## → Definiton:

**Counting **refers to the process of determining the number of elements in a set or the number of possible outcomes in a certain scenario.

• It is used in Inventory Management, Probability, Statistical Analysis etc.

**Combinatory **is a branch of discrete mathematics that focuses on studying arrangements, selections, and combinations of objects from finite sets.

• It is used in Permutations and Arrangements, Poker and Card Games, Coding and Cryptography etc.

## → Basic Counting principles:

## Sum Rule Principle

The **Sum Rule Principle**, also known as the **Addition Principle**, is a fundamental counting principle in combinatorics.

• It states that if there are “**m**” ways to do one task and “**n**” ways to do another task, both of which cannot be done simultaneously, then there are “**m + n**” ways to choose one of these tasks.

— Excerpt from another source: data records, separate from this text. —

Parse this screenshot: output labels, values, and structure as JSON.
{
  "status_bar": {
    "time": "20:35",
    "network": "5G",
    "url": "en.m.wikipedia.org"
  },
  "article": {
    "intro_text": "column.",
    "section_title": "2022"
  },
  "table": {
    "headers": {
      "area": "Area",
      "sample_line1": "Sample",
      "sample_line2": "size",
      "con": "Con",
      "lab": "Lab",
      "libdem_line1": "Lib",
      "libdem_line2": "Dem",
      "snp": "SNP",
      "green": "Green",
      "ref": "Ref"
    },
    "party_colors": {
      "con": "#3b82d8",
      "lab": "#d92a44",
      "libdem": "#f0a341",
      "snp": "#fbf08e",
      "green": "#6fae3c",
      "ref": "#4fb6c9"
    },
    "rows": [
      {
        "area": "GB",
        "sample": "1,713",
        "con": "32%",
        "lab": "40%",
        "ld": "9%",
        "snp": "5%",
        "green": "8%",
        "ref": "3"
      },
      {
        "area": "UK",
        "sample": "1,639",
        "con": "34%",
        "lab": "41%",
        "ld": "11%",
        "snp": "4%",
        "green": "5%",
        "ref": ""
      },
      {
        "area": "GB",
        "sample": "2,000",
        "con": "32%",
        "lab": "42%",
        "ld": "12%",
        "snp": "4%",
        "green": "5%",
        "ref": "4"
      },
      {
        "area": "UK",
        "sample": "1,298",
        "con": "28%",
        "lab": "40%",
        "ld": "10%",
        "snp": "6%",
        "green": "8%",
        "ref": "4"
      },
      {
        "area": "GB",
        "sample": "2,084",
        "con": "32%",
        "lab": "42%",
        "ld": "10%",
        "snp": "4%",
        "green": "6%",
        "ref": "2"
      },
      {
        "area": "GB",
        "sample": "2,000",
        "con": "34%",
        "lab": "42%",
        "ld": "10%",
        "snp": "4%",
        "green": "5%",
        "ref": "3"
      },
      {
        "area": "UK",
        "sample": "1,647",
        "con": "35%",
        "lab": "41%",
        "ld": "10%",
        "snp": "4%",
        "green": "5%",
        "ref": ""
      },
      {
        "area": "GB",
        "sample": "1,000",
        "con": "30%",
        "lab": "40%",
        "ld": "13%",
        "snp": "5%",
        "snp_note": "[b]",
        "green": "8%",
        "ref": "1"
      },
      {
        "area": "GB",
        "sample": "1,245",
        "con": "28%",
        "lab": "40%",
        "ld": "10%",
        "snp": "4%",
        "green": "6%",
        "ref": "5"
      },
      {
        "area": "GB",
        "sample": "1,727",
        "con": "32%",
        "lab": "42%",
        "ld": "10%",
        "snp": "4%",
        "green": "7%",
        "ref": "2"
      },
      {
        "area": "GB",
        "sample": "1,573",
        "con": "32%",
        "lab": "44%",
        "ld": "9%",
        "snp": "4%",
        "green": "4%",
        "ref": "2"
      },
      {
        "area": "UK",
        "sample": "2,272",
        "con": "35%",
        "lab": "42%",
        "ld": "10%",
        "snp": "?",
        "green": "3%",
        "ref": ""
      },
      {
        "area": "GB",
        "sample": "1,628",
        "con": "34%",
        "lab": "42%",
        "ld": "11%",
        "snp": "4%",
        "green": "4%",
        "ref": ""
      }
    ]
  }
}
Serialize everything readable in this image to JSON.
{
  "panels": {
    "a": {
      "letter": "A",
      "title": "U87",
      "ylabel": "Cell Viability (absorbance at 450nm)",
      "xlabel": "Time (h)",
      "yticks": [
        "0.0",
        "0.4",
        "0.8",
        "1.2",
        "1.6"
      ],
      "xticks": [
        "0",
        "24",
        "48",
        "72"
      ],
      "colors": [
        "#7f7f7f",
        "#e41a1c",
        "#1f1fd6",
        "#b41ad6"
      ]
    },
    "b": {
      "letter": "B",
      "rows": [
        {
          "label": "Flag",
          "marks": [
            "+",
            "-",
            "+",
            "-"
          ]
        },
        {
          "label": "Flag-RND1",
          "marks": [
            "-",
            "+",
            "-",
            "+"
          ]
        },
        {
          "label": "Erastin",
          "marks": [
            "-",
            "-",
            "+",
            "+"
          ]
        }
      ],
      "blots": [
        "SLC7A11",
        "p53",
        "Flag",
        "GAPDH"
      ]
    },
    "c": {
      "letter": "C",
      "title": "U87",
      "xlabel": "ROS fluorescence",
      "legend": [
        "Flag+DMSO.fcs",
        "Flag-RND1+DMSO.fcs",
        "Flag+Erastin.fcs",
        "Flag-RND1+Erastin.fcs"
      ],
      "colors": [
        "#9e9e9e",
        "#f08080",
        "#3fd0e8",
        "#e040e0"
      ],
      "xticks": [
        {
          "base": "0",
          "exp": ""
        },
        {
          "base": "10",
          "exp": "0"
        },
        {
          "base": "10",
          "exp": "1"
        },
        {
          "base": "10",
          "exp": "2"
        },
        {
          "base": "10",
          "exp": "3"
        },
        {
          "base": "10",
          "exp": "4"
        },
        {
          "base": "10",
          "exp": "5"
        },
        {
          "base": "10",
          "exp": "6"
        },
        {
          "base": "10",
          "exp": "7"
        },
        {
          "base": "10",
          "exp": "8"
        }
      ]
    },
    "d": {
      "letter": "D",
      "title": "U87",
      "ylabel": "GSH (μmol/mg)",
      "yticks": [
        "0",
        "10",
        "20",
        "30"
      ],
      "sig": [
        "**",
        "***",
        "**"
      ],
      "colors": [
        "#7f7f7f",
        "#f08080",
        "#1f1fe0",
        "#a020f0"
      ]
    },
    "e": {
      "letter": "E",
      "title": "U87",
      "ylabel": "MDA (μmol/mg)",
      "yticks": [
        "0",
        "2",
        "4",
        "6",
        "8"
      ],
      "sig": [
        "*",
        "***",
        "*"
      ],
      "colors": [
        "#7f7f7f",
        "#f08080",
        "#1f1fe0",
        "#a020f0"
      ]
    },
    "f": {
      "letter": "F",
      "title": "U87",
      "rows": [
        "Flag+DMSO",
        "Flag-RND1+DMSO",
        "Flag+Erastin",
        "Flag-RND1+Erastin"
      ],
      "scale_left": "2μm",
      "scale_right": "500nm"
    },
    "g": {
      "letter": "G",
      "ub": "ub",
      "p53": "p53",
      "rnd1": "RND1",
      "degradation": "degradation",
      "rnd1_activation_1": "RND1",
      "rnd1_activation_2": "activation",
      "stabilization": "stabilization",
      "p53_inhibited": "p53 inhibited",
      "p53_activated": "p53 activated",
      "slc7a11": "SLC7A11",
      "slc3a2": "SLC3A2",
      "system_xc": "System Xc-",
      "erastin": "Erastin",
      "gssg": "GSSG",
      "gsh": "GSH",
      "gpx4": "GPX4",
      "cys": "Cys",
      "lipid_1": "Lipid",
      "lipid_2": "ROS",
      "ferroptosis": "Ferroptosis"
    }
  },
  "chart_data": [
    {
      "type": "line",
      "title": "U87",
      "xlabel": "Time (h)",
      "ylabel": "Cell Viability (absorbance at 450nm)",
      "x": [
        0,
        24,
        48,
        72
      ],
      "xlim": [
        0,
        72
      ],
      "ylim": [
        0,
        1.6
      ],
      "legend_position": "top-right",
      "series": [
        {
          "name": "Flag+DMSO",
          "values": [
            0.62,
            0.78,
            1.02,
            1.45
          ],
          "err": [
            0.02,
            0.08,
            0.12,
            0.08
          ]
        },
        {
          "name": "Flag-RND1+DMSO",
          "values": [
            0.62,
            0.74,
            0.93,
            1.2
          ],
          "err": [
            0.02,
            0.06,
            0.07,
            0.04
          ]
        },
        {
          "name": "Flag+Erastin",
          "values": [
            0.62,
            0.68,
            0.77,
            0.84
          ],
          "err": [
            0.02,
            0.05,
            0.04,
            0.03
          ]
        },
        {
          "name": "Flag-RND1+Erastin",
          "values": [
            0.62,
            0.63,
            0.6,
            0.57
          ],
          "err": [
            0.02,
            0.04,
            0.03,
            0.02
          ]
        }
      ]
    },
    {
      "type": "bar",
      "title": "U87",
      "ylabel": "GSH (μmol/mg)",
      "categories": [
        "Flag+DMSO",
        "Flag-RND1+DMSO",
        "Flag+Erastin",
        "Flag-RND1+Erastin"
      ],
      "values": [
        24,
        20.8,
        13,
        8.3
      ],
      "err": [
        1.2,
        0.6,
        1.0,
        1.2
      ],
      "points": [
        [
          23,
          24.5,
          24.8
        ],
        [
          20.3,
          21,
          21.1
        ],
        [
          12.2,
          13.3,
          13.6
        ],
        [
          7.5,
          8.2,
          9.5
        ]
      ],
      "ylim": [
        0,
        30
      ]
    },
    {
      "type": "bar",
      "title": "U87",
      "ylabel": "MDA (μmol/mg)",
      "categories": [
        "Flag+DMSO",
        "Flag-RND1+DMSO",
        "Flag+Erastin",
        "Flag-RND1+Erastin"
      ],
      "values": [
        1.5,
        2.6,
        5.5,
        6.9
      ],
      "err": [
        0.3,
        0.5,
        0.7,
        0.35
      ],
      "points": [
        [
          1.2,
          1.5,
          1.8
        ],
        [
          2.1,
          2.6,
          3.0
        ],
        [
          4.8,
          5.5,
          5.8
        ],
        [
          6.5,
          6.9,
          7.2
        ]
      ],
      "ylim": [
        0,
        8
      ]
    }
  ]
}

• When facing a choice between two mutually exclusive options (A and B), the total number of ways to make the choice is the sum of the number of ways for each option i.e (**m+n).**

**For example:**

• If you can wear either a redshirt(**A**) in 5 ways(**m**) or a blueshirt(**B**) in 3 ways(**n**), then the total number of ways to choose a shirt is**(m+n)**= 5 + 3 = 8 ways.

• If you can travel to a destination either by car in 10 ways or by train in 6 ways, then the total number of ways to travel is 10 + 6 = 16 ways.

## Product Rule Principle

The **Product Rule Principle**, also known as the **Multiplication Principle**, is a fundamental counting principle in combinatorics.

• It states that if there are “**m**” ways to do one task and “**n**” ways to do another independent task, then there are “**m * n**” ways to perform both tasks together.

• If a task can be accomplished by performing operation A in “m” ways and operation B in “n” independent ways, then the total number of ways to perform both tasks is “**m * n**.”

**For example:**

• If you have** 4 shirts** and **3 pairs of pants**, then the total number of outfits you can create by choosing one shirt and one pair of pants is **4 * 3 = 12 outfits.**

• If you can order a pizza with 5 different toppings and a drink with 4 choices, then the total number of meal combinations is **5 * 4 = 20 combinations.**